Married women in India who experience physical and sexual violence from their husbands have an increased risk of HIV infection, compared with women who are not abused by their husbands, according to a study in the August 13 issue of JAMA, a theme issue on violence and human rights.
"India is home to approximately 2.5 million people living with human immunodeficiency virus (HIV), the third largest number of cases of any country in the world, and is recognized as the source of increasing HIV prevalence among its South Asian neighbors," the authors write. "Despite reductions in prevalence of … infection among the general population of India, women account for a rising percentage of all HIV cases, with husbands' risk behavior described as the major source of women's infection. Intimate partner violence (IPV) has been described as being associated with heterosexual transmission of HIV to women in India and elsewhere."
Jay G. Silverman, Ph.D., of the Harvard School of Public Health, Boston, and colleagues conducted a study in 2007 and 2008 to assess the relationship between experiencing IPV and the occurrence of HIV infection in a nationally representative sample of married Indian women tested for HIV. The researchers analyzed data on 28,139 married women who provided IPV data and HIV test results as part of a national family health survey conducted across India during 2005 and 2006.
Approximately one-third of married Indian women (35.49 percent) reported they had experienced physical IPV, with or without sexual violence, from their husbands. About one-fourth (27.8 percent) reported experiencing physical IPV without sexual violence, while 7.68 percent reported both physical and sexual IPV. Approximately one in 450 women (0.22 percent) tested positive for HIV.

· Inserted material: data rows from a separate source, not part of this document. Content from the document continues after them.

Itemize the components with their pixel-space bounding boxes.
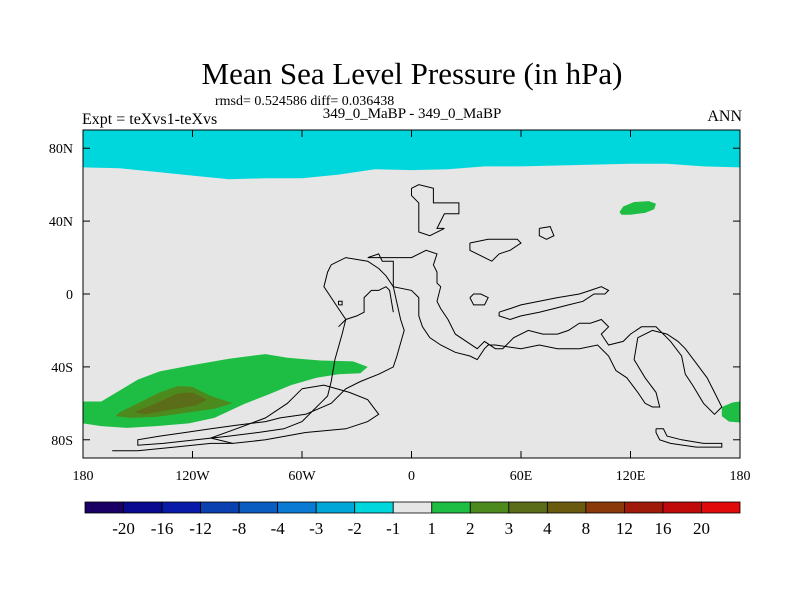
colorbar-label: 16 <box>654 519 671 538</box>
colorbar-swatch <box>701 501 741 514</box>
region-southern-ocean-positive-cell-east <box>721 401 740 423</box>
y-tick-label: 40N <box>49 215 73 230</box>
x-tick-label: 60E <box>510 469 533 484</box>
region-southern-ocean-core-cell <box>134 392 208 415</box>
y-tick-label: 80N <box>49 142 73 157</box>
x-tick-label: 120W <box>175 469 210 484</box>
colorbar-swatch <box>392 501 433 514</box>
x-tick-label: 60W <box>288 469 316 484</box>
colorbar-label: -1 <box>386 519 400 538</box>
colorbar-label: -4 <box>271 519 286 538</box>
colorbar-swatch <box>161 501 201 514</box>
colorbar-label: 2 <box>466 519 475 538</box>
colorbar-label: 8 <box>582 519 591 538</box>
colorbar-swatch <box>200 501 240 514</box>
coastline-asia-north <box>469 238 522 262</box>
colorbar-label: 4 <box>543 519 552 538</box>
x-tick-label: 120E <box>616 469 646 484</box>
x-tick-label: 180 <box>730 469 751 484</box>
coastline-middle-east <box>498 286 610 321</box>
colorbar-swatch <box>508 501 548 514</box>
colorbar-swatch <box>431 501 471 514</box>
x-tick-label: 0 <box>408 469 415 484</box>
y-tick-label: 40S <box>51 361 73 376</box>
coastlines <box>112 184 723 452</box>
coastline-central-landmass <box>367 249 723 416</box>
colorbar-swatch <box>624 501 664 514</box>
colorbar-label: -16 <box>151 519 174 538</box>
chart-subtitle: 349_0_MaBP - 349_0_MaBP <box>322 106 502 122</box>
colorbar: -20 -16 -12 -8 -4 -3 -2 -1 1 2 3 4 8 12 16 20 <box>84 501 741 538</box>
coastline-small-island <box>338 300 343 306</box>
coastline-southern-landmass <box>209 384 380 444</box>
colorbar-label: -2 <box>348 519 362 538</box>
region-north-pacific-positive-cell <box>619 201 656 215</box>
colorbar-swatch <box>662 501 702 514</box>
colorbar-swatch <box>315 501 356 514</box>
region-north-polar-band <box>83 130 740 180</box>
coastline-africa-south-asia <box>338 286 394 328</box>
colorbar-label: -8 <box>232 519 246 538</box>
contour-regions <box>83 130 740 428</box>
colorbar-label: -3 <box>309 519 323 538</box>
colorbar-label: 1 <box>428 519 437 538</box>
colorbar-swatch <box>277 501 317 514</box>
colorbar-swatch <box>84 501 124 514</box>
rmsd-diff-stats: rmsd= 0.524586 diff= 0.036438 <box>215 94 395 109</box>
coastline-north-america <box>411 184 460 237</box>
colorbar-swatch <box>469 501 510 514</box>
colorbar-label: 20 <box>693 519 710 538</box>
y-tick-label: 0 <box>66 288 73 303</box>
experiment-label: Expt = teXvs1-teXvs <box>82 111 218 128</box>
colorbar-swatch <box>238 501 279 514</box>
chart-title: Mean Sea Level Pressure (in hPa) <box>201 56 623 91</box>
colorbar-swatch <box>354 501 394 514</box>
colorbar-label: -20 <box>112 519 135 538</box>
colorbar-label: -12 <box>189 519 212 538</box>
coastline-mediterranean-islands <box>469 293 489 306</box>
x-tick-label: 180 <box>73 469 94 484</box>
season-label: ANN <box>707 108 742 125</box>
colorbar-swatch <box>546 501 587 514</box>
coastline-south-america <box>137 257 405 446</box>
y-tick-label: 80S <box>51 434 73 449</box>
coastline-greenland-iceland <box>538 226 555 240</box>
colorbar-swatch <box>585 501 625 514</box>
coastline-new-zealand-region <box>655 428 723 448</box>
colorbar-label: 3 <box>505 519 514 538</box>
axes: 180 120W 60W 0 60E 120E 180 80N 40N 0 40S 80S <box>49 130 751 484</box>
colorbar-swatch <box>123 501 163 514</box>
colorbar-label: 12 <box>616 519 633 538</box>
coastline-pacific-arc <box>112 442 233 452</box>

"In this first national population-based study of the relationship of husbands' violence against wives to wives' HIV infection status (as indicated via diagnostic testing), married Indian women who experienced both physical and sexual IPV demonstrated an HIV infection prevalence approximately four times greater than that of non-abused women," the authors report.
Physical IPV alone was not associated with the risk of HIV infection. Women's personal sexual risk behaviors (condom use and multiple partners) were not associated with HIV infection prevalence.

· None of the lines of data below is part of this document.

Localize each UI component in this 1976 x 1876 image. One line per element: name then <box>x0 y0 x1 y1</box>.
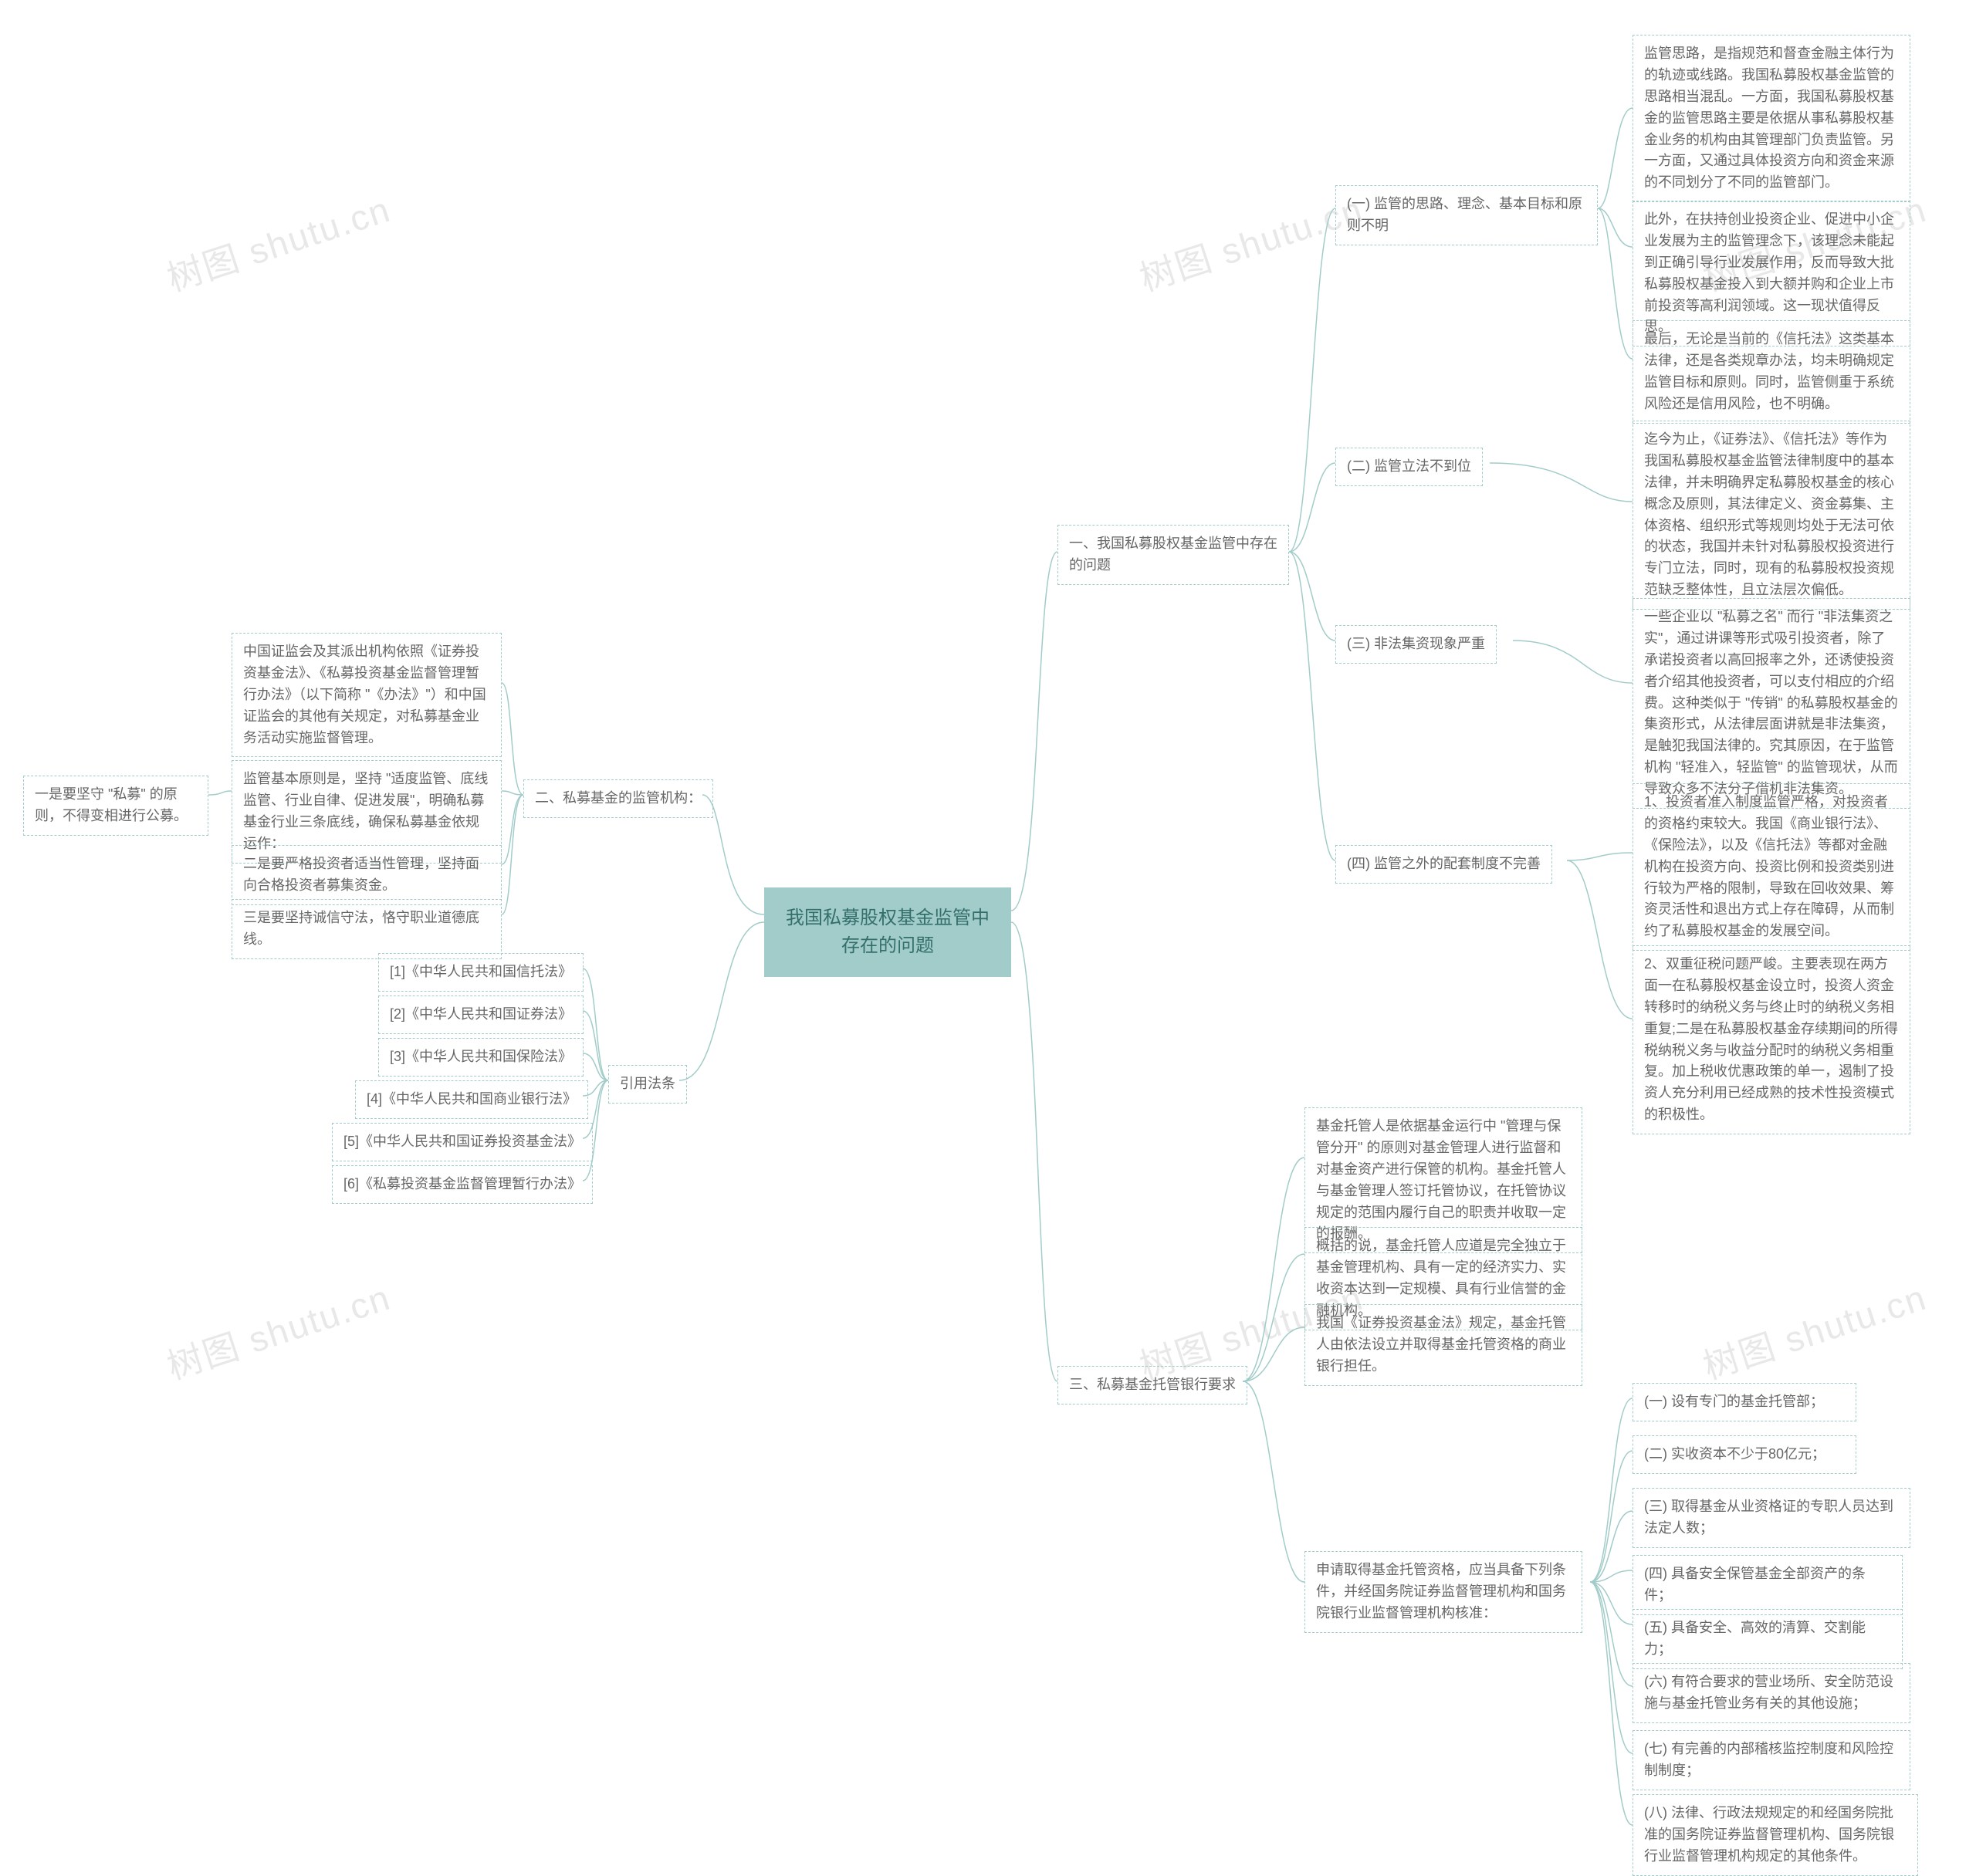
problem-3-detail[interactable]: 一些企业以 "私募之名" 而行 "非法集资之实"，通过讲课等形式吸引投资者，除了… <box>1633 598 1910 809</box>
requirement-item[interactable]: (三) 取得基金从业资格证的专职人员达到法定人数； <box>1633 1488 1910 1548</box>
mindmap-canvas: 树图 shutu.cn 树图 shutu.cn 树图 shutu.cn 树图 s… <box>0 0 1976 1861</box>
section-1[interactable]: 一、我国私募股权基金监管中存在的问题 <box>1057 525 1289 585</box>
requirement-item[interactable]: (七) 有完善的内部稽核监控制度和风险控制制度； <box>1633 1730 1910 1790</box>
problem-3[interactable]: (三) 非法集资现象严重 <box>1335 625 1497 664</box>
problem-2[interactable]: (二) 监管立法不到位 <box>1335 448 1483 486</box>
problem-4-detail[interactable]: 2、双重征税问题严峻。主要表现在两方面一在私募股权基金设立时，投资人资金转移时的… <box>1633 945 1910 1134</box>
section-3-item[interactable]: 我国《证券投资基金法》规定，基金托管人由依法设立并取得基金托管资格的商业银行担任… <box>1304 1304 1582 1386</box>
section-2-item[interactable]: 二是要严格投资者适当性管理，坚持面向合格投资者募集资金。 <box>232 845 502 905</box>
watermark: 树图 shutu.cn <box>160 1269 396 1390</box>
problem-4-detail[interactable]: 1、投资者准入制度监管严格，对投资者的资格约束较大。我国《商业银行法》、《保险法… <box>1633 783 1910 951</box>
root-node[interactable]: 我国私募股权基金监管中 存在的问题 <box>764 887 1011 977</box>
requirement-item[interactable]: (二) 实收资本不少于80亿元； <box>1633 1435 1856 1474</box>
problem-1-detail[interactable]: 最后，无论是当前的《信托法》这类基本法律，还是各类规章办法，均未明确规定监管目标… <box>1633 320 1910 424</box>
problem-1[interactable]: (一) 监管的思路、理念、基本目标和原则不明 <box>1335 185 1598 245</box>
section-2[interactable]: 二、私募基金的监管机构： <box>523 779 713 818</box>
reference-item[interactable]: [2]《中华人民共和国证券法》 <box>378 995 584 1034</box>
requirement-item[interactable]: (八) 法律、行政法规规定的和经国务院批准的国务院证券监督管理机构、国务院银行业… <box>1633 1794 1918 1876</box>
section-2-subitem[interactable]: 一是要坚守 "私募" 的原则，不得变相进行公募。 <box>23 776 208 836</box>
reference-item[interactable]: [3]《中华人民共和国保险法》 <box>378 1038 584 1077</box>
requirement-item[interactable]: (六) 有符合要求的营业场所、安全防范设施与基金托管业务有关的其他设施； <box>1633 1663 1910 1723</box>
reference-item[interactable]: [6]《私募投资基金监督管理暂行办法》 <box>332 1165 593 1204</box>
requirement-item[interactable]: (四) 具备安全保管基金全部资产的条件； <box>1633 1555 1903 1615</box>
reference-item[interactable]: [1]《中华人民共和国信托法》 <box>378 953 584 992</box>
requirement-item[interactable]: (五) 具备安全、高效的清算、交割能力； <box>1633 1609 1903 1669</box>
problem-2-detail[interactable]: 迄今为止，《证券法》、《信托法》等作为我国私募股权基金监管法律制度中的基本法律，… <box>1633 421 1910 610</box>
problem-1-detail[interactable]: 监管思路，是指规范和督查金融主体行为的轨迹或线路。我国私募股权基金监管的思路相当… <box>1633 35 1910 202</box>
watermark: 树图 shutu.cn <box>1132 181 1369 302</box>
requirement-item[interactable]: (一) 设有专门的基金托管部； <box>1633 1383 1856 1421</box>
watermark: 树图 shutu.cn <box>1696 1269 1932 1390</box>
section-3[interactable]: 三、私募基金托管银行要求 <box>1057 1366 1247 1404</box>
section-3-item[interactable]: 申请取得基金托管资格，应当具备下列条件，并经国务院证券监督管理机构和国务院银行业… <box>1304 1551 1582 1633</box>
section-references[interactable]: 引用法条 <box>608 1065 687 1104</box>
reference-item[interactable]: [5]《中华人民共和国证券投资基金法》 <box>332 1123 593 1161</box>
reference-item[interactable]: [4]《中华人民共和国商业银行法》 <box>355 1080 588 1119</box>
section-2-item[interactable]: 三是要坚持诚信守法，恪守职业道德底线。 <box>232 899 502 959</box>
watermark: 树图 shutu.cn <box>160 181 396 302</box>
section-2-item[interactable]: 中国证监会及其派出机构依照《证券投资基金法》、《私募投资基金监督管理暂行办法》（… <box>232 633 502 757</box>
problem-4[interactable]: (四) 监管之外的配套制度不完善 <box>1335 845 1552 884</box>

"Prevention of IPV may augment efforts to reduce the spread of HIV/AIDS," the authors assert.
"Findings of the present study, based on both the large population-based sample and the use of standard diagnostic testing for HIV infection, should serve to confirm the nature of this relationship and move public health policy-makers and practitioners to increase recognition of IPV as a critically important target in the global fight against HIV/AIDS," they conclude.